Aku memulai kembali Ulur Wiji dengan semangat baru, dengan keyakinan dan ridho dari orang tua. Aku merekrut artisans dari anak muda, saudara dan juga tetangga di Desa Pandankrajan Mojokerto. Dalam perjalanannya Ulur Wiji memantapkan diri untuk lebih concern terhadap tiga nilai utama yaitu Preserving Culture melalui batik, Eco-friendly Product dengan hanya menggunakan kain dan pewarna alami dari tumbuhan, dan Youth Empowerment atau pemberdayaan pemuda utamanya perempuan. Mimpi Ulur Wiji adalah DARI DESA BISA BERDAYA, dengan keyakinan bahwa anak muda di Desa juga mempunyai kesempatan yang sama, dan bisa menciptakan produk yang bisa menjangkau dunia.
Pic: Artisans Ulur Wiji di workshop Desa Pandankrajan Mojokerto
Sekarang aku berusaha mengelola Ulur Wiji dengan lebih baik.

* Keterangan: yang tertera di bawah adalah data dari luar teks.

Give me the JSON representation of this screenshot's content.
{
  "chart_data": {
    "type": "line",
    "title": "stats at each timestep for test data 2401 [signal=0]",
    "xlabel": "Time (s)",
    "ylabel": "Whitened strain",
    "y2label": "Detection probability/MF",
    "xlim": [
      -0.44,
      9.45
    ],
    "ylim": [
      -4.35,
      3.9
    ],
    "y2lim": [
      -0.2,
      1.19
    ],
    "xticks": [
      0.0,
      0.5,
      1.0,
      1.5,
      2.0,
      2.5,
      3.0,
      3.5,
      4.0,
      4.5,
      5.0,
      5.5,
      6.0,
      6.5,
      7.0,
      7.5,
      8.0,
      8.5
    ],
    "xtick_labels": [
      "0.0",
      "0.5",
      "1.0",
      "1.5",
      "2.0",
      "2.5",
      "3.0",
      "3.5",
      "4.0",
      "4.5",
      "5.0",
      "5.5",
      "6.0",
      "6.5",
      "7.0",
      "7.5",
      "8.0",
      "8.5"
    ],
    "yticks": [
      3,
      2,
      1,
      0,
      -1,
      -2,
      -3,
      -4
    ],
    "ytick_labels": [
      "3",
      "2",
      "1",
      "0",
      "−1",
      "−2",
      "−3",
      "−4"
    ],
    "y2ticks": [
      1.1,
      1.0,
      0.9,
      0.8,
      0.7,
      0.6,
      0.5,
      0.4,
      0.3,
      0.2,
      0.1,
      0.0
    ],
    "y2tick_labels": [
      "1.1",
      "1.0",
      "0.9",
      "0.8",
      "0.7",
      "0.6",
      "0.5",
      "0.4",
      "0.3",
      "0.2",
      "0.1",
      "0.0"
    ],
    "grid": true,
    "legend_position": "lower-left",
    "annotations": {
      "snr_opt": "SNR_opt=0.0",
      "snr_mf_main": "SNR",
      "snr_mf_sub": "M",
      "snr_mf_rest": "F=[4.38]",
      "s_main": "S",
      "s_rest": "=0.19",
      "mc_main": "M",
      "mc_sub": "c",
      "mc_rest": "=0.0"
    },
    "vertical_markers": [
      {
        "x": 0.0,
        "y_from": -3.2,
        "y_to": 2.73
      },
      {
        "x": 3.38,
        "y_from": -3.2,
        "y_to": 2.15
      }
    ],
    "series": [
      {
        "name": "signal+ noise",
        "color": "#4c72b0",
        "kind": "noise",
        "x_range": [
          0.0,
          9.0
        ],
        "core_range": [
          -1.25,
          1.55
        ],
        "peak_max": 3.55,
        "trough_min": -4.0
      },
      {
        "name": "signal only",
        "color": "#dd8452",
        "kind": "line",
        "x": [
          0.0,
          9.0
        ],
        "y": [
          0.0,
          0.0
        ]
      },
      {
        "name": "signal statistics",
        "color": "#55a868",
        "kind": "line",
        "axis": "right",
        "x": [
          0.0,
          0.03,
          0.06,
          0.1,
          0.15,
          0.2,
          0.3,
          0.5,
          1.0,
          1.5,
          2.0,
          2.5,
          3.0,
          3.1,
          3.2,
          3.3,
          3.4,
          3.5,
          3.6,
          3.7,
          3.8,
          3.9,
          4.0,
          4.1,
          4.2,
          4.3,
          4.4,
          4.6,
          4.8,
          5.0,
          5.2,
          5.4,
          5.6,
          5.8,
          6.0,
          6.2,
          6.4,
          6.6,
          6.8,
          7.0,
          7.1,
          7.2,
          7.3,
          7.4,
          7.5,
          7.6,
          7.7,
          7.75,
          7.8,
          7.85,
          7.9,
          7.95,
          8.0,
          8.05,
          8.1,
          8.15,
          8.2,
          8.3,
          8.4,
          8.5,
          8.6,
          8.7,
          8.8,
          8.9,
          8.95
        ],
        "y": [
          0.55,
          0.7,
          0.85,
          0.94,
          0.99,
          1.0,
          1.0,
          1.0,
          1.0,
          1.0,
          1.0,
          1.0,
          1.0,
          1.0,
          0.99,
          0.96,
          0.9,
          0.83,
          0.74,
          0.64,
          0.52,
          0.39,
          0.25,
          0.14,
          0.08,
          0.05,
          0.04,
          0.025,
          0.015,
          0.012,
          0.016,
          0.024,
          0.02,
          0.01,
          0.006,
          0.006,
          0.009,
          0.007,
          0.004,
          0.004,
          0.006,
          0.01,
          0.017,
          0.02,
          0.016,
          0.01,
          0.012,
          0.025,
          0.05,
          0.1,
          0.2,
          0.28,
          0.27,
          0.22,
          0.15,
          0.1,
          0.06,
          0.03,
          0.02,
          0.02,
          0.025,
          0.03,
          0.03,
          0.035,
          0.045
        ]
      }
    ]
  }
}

Aku bisa menjangkau customer yang rata-rata adalah milenial pecinta culture dan lingkungan di seluruh Indonesia. Tidak hanya itu, produk Ulur Wiji juga mulai diekspor ke manca negara seperti Canada, Hawaii, Jepang, dan Singapura. Semua penjualan yang aku lakukan ini sepenuhnya melalui online melalui Instagram dan juga marketplace. Rencana, dalam satu tahun kedepan ada beberapa hal yang perlu diperbaiki lagi agar bisa semakin berkembang. Diantaranya aku membutuhkan tempat produksi yang lebih layak, utamanya untuk pewarnaan karena membutuhkan space yang lebih luas. Aku juga perlu memberikan edukasi produk yang lebih masif kepada calon customer agar mereka semakin aware tentang pentingnya menggunakan produk fashion yang tidak merusak lingkungan sekitar baik melalui website maupun media sosial. Selain itu juga aku ingin menambah chanel penjualan melalui offline store di Alun-Alun Indonesia di Bali dan Sarinah Jakarta.
Pic: Produk Ulur Wiji dipakae oleh Ibu Angela Tanoe Wamenparekraf
Aku mengikuti #KMP2023 program Sisternet Kompetisi Modal Pintar 2023 ini agar bisa semakin #BeraniNaikKelas dan berharap bisa menjadi juaranya. Ulur Wiji harus bisa memberikan dampak yang lebih besar dengan semakin banyak memberdayakan anak muda. Jika nanti aku bisa lolos dan terpilih menjadi salah satu yang bisa ikut rangkaian webinar class dan telegram discussion, maka ilmu itu pasti sangat berguna untuk menjadikan Ulur Wiji semakin besar. Dengan modal yang didapatkan aku akan merealisasikan kebutuhan pengembangan Ulur Wiji diantaranya:
- Sewa lahan kosong Rp. 3.000.000,- (untuk proses pewarnaan)
- Stock produksi ready to wear Rp. 18.000.000,- (masing-masing 12 pcs di Sarinah Jakarta, Alun - alun Indonesia Jakarta & Bali)
- Membangun website profesional Rp. 5.000.000,- (Paket Shopify satu tahun)
- Endorse influencer Rp. 6.000.000,- (per dua bulan dengan budget 1jt per 2 bulan)
- IG Ads Rp. 6.000.000,- (Rp. 500 rb per bulan selama satu tahun)
Total biaya yang aku butuhkan selama satu tahun adalah: Rp. 38.000.000,-
Aku percaya bahwa benih kebaikan yang aku tanam melalui Ulur Wiji ini akan berdampak positif bagi Desa Pandankrajan. Saat ini aku bekerja bersama dengan delapan Artisans muda perempuan dan juga bermitra dengan enam penjahit. Aku bermimpi dalam tiga tahun kedepan setidaknya bisa memberdayakan lima puluh artisans lagi, sehingga mimpi DARI DESA BISA BERDAYA bisa benar-benar terealisasi.